The conservative groups trying to bring Ann Coulter to UC Berkeley sued several university administrators on Monday, including president Janet Napolitano, the chancellor and the three people who head the university campus police department.
"This case arises from efforts by one of California's leading public universities, UC Berkeley - once known as the 'birthplace of the Free Speech Movement' - to restrict and stifle the speech of students whose voices fall beyond the campus political orthodoxy," states the lawsuit, filed on behalf of Young America's Foundation and Berkeley College Republicans.
The lawsuit says Berkeley administrators are using a "recently adopted, unwritten and unpublished policy" restricting when and where "high-profile" speakers may appear, and that the result of the policy is "the marginalization of the expression of conservative viewpoints on campus."
The lawsuit, filed by attorney Harmeet Dhillon, says that conservative speakers must adhere to rigid demands - known as the "High-Profile Speaker policy" - that are easily met by liberal speakers but are difficult to meet for conservatives, who are in the minority at famously left-leaning Berkeley. The lawsuit uses the example of former Mexican President Vincente Fox, who spoke without incident at Berkeley this month.
"Defendants freely permitted the expression of non-conservative viewpoints by notable, liberal speakers addressing the same contentious topic Ms. Coulter planned to address - illegal immigration," says the lawsuit.
The university has also said on several occasions that it needs to move the time and venue for Coulter's appearance so that campus police can protect her and the students, as riots have ensued on numerous occasions at Berkeley since the election of President Donald Trump, including when firebombs were used ahead of a planned appearance by Milo Yiannopoulos in February.

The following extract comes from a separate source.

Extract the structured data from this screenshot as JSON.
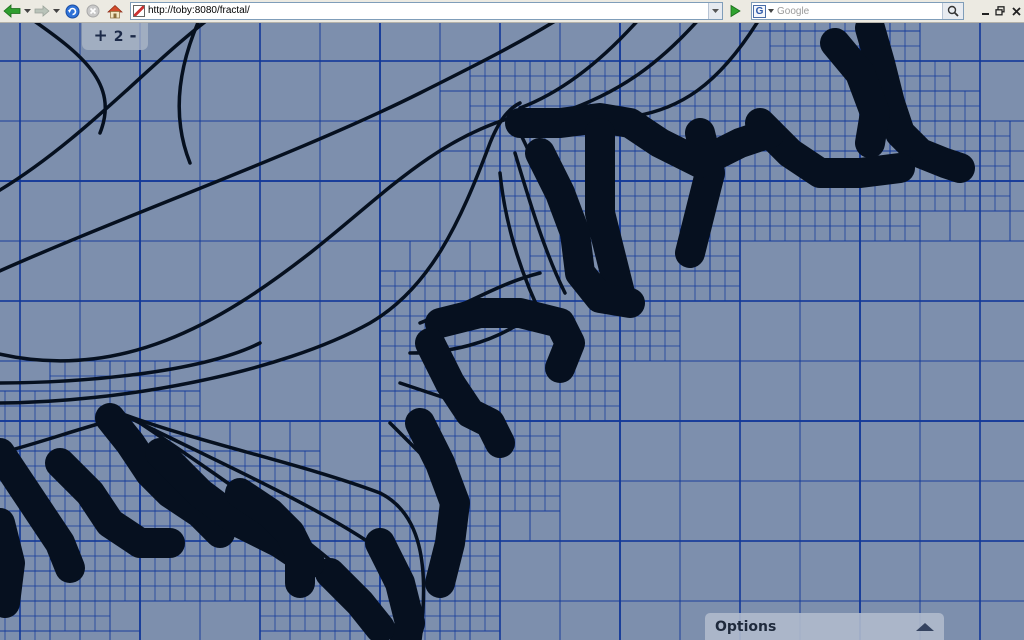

"Defendants freely admit that they have permitted the demands of a faceless, rabid, off-campus mob to dictate what speech is permitted at the center of campus during prime time, and which speech may be marginalized, burdened, and regulated out of its very existence by this unlawful heckler's veto," the lawsuit states.
Coulter is planning to speak at Berkeley on Thursday, April 27, the day the two groups invited her to do so, but administrators canceled her appearance and moved her to a new venue the following week, when students aren't in class because they are studying for finals, which take place the week after that.
Coulter told The Hollywood Reporter she will speak Thursday, whether or not she has permission from university administrators or campus police.
The lawsuit lays out what plaintiffs claim is a pattern of abuse against conservative speakers, going into great detail while describing "the Milo Event," when "dozens of black-clad, masked agitators and demonstrators (self-styled 'antifa,' short for 'anti-fascist'), appearing to act in concert, set fires and threw objects at buildings in downtown Berkeley near the campus."
The lawsuit said that police "appeared to obey a stand-down order that required the officers not to intervene or make arrests in the many physical altercations that occurred between the violent mob and those seeking to attend the Milo Event."
Previous to Monday's lawsuit, in fact, Berkeley's chief counsel wrote a letter to Dhillon stating that the UC Police Department "received mounting intelligence that some of the same groups that previously engaged in local violent action also intended violence at the Coulter event."
Monday's lawsuit also says that Berkeley applied "the secret High-Profile Speaker policy" to cancel on David Horowitz, who was set to speak on campus either in February or March.
Besides Napolitano, the defendants in the lawsuit are chancellor Nicholas Dirks, interim vice chancellor of student affairs Stephen Sutton, associate vice chancellor and dean of students Joseph Greenwell, UCPD police chief Margo Bennett, UCPD operations division Capt. Alex Yao and UCPD patrol Lt. Leroy Harris.